Hopefully this hard learned lesson will stay with him and it's something I won't have to worry about anymore. I doubt it. To his credit, though, he did do an awesome job backing just prior to the stop sign fatality. The customer from where we had just come was a lumber yard. Their receiving dock isn't impossible by any means, but it's not exactly a cake-walk either. You have to back into it from a relatively small city street. While he had some trouble visualizing the "setup" and I had to talk him through that part, once he began to execute the actual backing manuever, he did rather admirably. Maybe there's hope for the boy, yet.
Some more recent JasonismsTM:
[here is a perfect example of what it must be like to be inside Jason's head when it receives information and he tries to process it into useful knowledge]
Jason: "The super highways and interstates... they have satellites telling them where to go. You ever watch the Discovery Channel?"
Me: "Yes, I've watched it a time or two."
Jason: "They did this show about the satellites pointing at the earth and... they have things, like, so far apart all along the highways that make them run straight."
[I'm assuming he saw a show about how GPS works and got REALLY confused.]
[travelling westward in the right lane]
Me: "When we exit at Seneca Boulevard, we need to go south."
Jason [pointing left]: "That way?"
Jason: "Does that mean I need to be in the left lane?"
[I should add that evey exit so far had been right exits and there were no signs indicating our upcoming exit was to be a left exit.]
I've explained numerous times to Jason how exit numbers on most interstates correspond to mile markers; except for those weird fuckers in the northeast with their sequential exits and the dipshits in California whose mellow would be harshed to number their interstate exits at all, dude. But, he still hasn't seemed to be able to grasp this concept yet. His total lack of comprehension of this has been the source of these beauts today:
[I had told Jason we were taking I-135 north to I-70. After driving for a while and apparently brain-storming on this for some time.]
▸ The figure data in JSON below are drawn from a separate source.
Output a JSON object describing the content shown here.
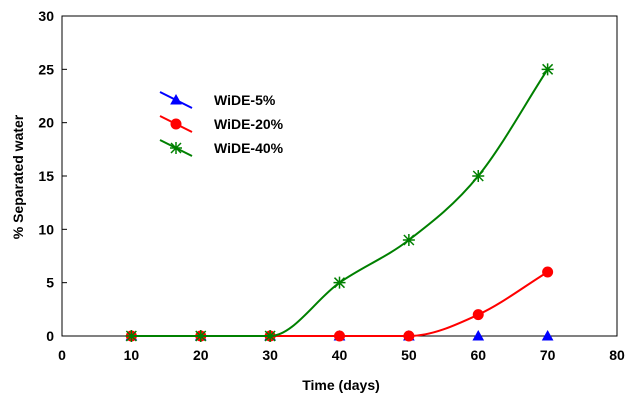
{
  "chart_data": {
    "type": "line",
    "title": "",
    "xlabel": "Time (days)",
    "ylabel": "% Separated water",
    "xlim": [
      0,
      80
    ],
    "ylim": [
      0,
      30
    ],
    "xticks": [
      0,
      10,
      20,
      30,
      40,
      50,
      60,
      70,
      80
    ],
    "yticks": [
      0,
      5,
      10,
      15,
      20,
      25,
      30
    ],
    "grid": false,
    "smoothed": true,
    "legend_position": "upper-left",
    "x": [
      10,
      20,
      30,
      40,
      50,
      60,
      70
    ],
    "series": [
      {
        "name": "WiDE-5%",
        "color": "#0000ff",
        "marker": "triangle",
        "values": [
          0,
          0,
          0,
          0,
          0,
          0,
          0
        ]
      },
      {
        "name": "WiDE-20%",
        "color": "#ff0000",
        "marker": "circle",
        "values": [
          0,
          0,
          0,
          0,
          0,
          2,
          6
        ]
      },
      {
        "name": "WiDE-40%",
        "color": "#008000",
        "marker": "asterisk",
        "values": [
          0,
          0,
          0,
          5,
          9,
          15,
          25
        ]
      }
    ]
  }
}
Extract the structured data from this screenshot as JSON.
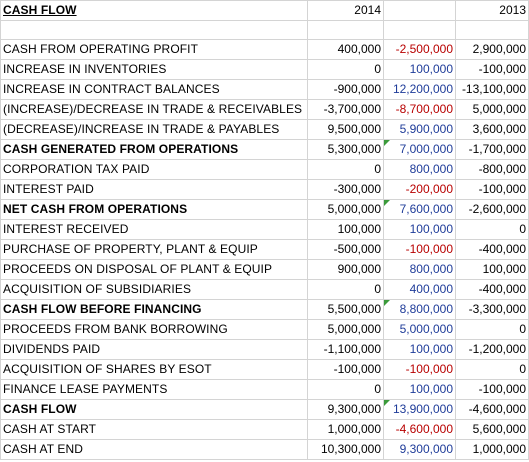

Jason: "Will I-70 be at Exit 70?"
Me: "Probably not. If it is, it's just a conicidence."
[earlier, on I-35]
Me: "When we get to Wichita, we'll be looking for U.S Highway 54 and U.S. Highway 400. They run together through the city."
Jason: "It'll be an exit ramp?"
[later, coming into Wichita]
Jason: "So, like, how that sign says "57" I'll be looking for a sign that says "54" "?
Me: "That sign's exit 57, Jason, we're looking for highway 54 and highway 400. I'm not sure what exit number it is."